TaskRecommended tool
FFT-based drift and scanner-distortion correctionLFA
Substrate and adsorbate lattice parametersLFA
Adsorbate-substrate registrationLFA
Superstructure and satellite-peak analysisLFA
Masked FFT reconstruction and Patterson mapsLFA
Individual atom localization in real spaceAtomMapper
Atomic rows, distances and local deviationsAtomMapper
Manual point correction and atom-position exportAtomMapper

Installation and Launching

Python 3.10 or newer is required. Python 3.12 is recommended for compatibility with the current development setup.

pip install -r requirements-core.txt
pip install -r requirements-optional.txt

Launch LFA:

python -m lfa.main

Launch AtomMapper:

python -m AtomMapper.app.main

Scope and Limitations

LFA works best for images where periodicities produce separated peaks in reciprocal space. Result quality depends on signal-to-noise ratio, peak separation, correct scan-size calibration and appropriate reference-peak selection.

Stable substrate correction usually requires at least four well-separated peaks for a square lattice and six for a hexagonal lattice. Superstructure analysis requires recognizable satellite peaks. If peaks overlap strongly or the image lacks reliable periodicity, the result requires careful user control.

AtomMapper is an interactive support tool. Point-localization results and local-disturbance candidates should be treated as quantitative assistance, not as automatic physical interpretation of the sample.

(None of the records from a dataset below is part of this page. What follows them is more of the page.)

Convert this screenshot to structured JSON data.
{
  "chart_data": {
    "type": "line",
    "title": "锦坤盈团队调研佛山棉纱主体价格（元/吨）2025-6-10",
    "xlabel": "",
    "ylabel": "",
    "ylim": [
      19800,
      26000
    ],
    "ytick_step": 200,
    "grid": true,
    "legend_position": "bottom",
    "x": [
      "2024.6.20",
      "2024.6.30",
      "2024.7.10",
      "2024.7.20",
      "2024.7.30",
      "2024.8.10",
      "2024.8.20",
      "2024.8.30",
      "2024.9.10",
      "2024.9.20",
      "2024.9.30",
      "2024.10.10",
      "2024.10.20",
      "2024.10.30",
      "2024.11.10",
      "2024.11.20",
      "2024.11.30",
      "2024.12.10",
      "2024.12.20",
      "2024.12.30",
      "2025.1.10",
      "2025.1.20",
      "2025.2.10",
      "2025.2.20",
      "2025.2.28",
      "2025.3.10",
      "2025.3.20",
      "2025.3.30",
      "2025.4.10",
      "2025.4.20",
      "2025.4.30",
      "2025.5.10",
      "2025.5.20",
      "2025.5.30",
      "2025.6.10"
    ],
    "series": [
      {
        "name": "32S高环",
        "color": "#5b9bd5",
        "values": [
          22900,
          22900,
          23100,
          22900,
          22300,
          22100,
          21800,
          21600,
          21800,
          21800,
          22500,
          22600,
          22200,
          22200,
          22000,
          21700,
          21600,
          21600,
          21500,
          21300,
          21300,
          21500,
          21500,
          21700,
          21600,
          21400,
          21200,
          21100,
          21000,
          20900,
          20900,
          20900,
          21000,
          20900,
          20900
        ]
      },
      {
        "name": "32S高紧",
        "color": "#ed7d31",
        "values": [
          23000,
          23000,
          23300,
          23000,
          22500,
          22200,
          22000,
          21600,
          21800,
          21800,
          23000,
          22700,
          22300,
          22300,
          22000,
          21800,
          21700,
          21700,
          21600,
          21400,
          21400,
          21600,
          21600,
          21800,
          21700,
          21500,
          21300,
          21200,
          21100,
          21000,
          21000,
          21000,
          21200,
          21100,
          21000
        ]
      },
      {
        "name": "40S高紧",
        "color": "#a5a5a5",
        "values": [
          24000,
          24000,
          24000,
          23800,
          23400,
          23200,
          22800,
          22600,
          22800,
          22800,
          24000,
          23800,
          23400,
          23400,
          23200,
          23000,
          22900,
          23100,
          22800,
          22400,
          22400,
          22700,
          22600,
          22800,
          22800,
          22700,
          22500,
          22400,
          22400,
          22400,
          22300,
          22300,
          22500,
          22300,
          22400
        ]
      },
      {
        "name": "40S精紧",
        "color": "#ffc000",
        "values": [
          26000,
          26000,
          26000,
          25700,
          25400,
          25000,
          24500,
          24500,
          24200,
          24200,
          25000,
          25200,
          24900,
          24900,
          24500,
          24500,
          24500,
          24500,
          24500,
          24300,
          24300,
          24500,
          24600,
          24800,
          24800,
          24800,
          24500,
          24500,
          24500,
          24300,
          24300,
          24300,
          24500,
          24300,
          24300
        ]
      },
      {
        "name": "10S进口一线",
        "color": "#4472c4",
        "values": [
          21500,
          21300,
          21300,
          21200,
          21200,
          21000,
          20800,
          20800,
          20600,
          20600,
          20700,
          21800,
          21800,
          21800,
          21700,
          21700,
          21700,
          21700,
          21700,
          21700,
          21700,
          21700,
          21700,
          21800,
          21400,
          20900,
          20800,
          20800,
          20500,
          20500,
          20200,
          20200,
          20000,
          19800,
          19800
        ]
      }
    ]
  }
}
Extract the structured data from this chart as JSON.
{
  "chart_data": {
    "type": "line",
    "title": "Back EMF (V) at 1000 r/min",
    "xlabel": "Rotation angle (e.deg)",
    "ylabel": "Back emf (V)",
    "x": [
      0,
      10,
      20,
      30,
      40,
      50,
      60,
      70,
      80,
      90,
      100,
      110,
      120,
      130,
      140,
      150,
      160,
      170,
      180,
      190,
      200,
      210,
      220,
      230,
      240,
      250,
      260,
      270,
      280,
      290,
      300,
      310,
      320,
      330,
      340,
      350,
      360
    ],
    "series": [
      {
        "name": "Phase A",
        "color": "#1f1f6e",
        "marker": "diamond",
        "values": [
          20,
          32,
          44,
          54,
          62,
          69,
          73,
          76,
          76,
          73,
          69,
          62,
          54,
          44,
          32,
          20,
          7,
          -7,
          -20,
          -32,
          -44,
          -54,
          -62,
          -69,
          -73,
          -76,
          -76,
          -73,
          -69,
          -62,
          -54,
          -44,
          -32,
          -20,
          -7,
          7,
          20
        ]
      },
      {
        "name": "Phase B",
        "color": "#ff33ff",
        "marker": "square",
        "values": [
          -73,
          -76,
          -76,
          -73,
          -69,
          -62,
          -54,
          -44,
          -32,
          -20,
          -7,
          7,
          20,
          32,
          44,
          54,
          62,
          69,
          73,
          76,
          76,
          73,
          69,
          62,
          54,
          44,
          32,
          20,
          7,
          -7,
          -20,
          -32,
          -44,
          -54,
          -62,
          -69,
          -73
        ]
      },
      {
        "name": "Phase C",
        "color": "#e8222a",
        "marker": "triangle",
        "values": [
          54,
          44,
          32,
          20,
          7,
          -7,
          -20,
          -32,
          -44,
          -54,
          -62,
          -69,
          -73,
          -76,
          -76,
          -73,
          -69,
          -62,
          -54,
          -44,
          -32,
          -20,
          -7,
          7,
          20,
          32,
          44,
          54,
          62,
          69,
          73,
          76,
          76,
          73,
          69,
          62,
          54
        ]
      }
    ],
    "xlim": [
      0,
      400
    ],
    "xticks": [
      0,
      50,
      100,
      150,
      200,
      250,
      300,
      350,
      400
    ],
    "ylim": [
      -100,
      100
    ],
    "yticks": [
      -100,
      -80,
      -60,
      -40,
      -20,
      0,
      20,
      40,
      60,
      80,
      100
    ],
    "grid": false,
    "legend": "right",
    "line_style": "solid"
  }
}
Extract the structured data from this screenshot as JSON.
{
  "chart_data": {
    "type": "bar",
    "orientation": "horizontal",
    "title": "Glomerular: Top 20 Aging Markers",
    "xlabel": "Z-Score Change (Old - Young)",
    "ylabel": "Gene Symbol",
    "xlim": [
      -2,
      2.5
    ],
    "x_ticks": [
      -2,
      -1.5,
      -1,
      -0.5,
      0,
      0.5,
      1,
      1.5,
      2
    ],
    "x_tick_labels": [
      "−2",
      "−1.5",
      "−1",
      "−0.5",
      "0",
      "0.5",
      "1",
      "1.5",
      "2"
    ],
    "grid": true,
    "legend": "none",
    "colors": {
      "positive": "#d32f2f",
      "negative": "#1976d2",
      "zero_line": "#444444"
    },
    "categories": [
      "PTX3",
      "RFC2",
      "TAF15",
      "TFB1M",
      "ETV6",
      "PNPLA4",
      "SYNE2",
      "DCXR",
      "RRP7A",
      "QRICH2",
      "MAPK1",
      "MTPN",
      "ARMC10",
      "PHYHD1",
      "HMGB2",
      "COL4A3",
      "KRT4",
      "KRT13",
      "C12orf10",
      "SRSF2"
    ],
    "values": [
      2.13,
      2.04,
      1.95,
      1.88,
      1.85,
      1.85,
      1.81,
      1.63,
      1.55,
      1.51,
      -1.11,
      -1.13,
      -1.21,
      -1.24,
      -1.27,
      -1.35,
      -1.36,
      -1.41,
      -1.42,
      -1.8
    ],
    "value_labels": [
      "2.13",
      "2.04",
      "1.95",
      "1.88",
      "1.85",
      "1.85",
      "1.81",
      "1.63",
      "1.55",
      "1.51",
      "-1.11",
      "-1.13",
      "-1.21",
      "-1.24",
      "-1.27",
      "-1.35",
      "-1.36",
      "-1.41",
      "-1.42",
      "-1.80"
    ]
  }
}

Publications, Data and Citation

If you use LFA in scientific work, cite the software/method paper and report the version or repository commit used for the analysis.

Rafał Lewandków, Paulina Wira, Anna Futyma, Radosław Wasielewski, Tomasz Kosmala, LFA: A Lattice Fourier Analyzer for Quantitative In Situ EC-STM of Adsorbate-Substrate Superstructures, Advanced Materials Interfaces, 2026, e70500. DOI: 10.1002/admi.70500.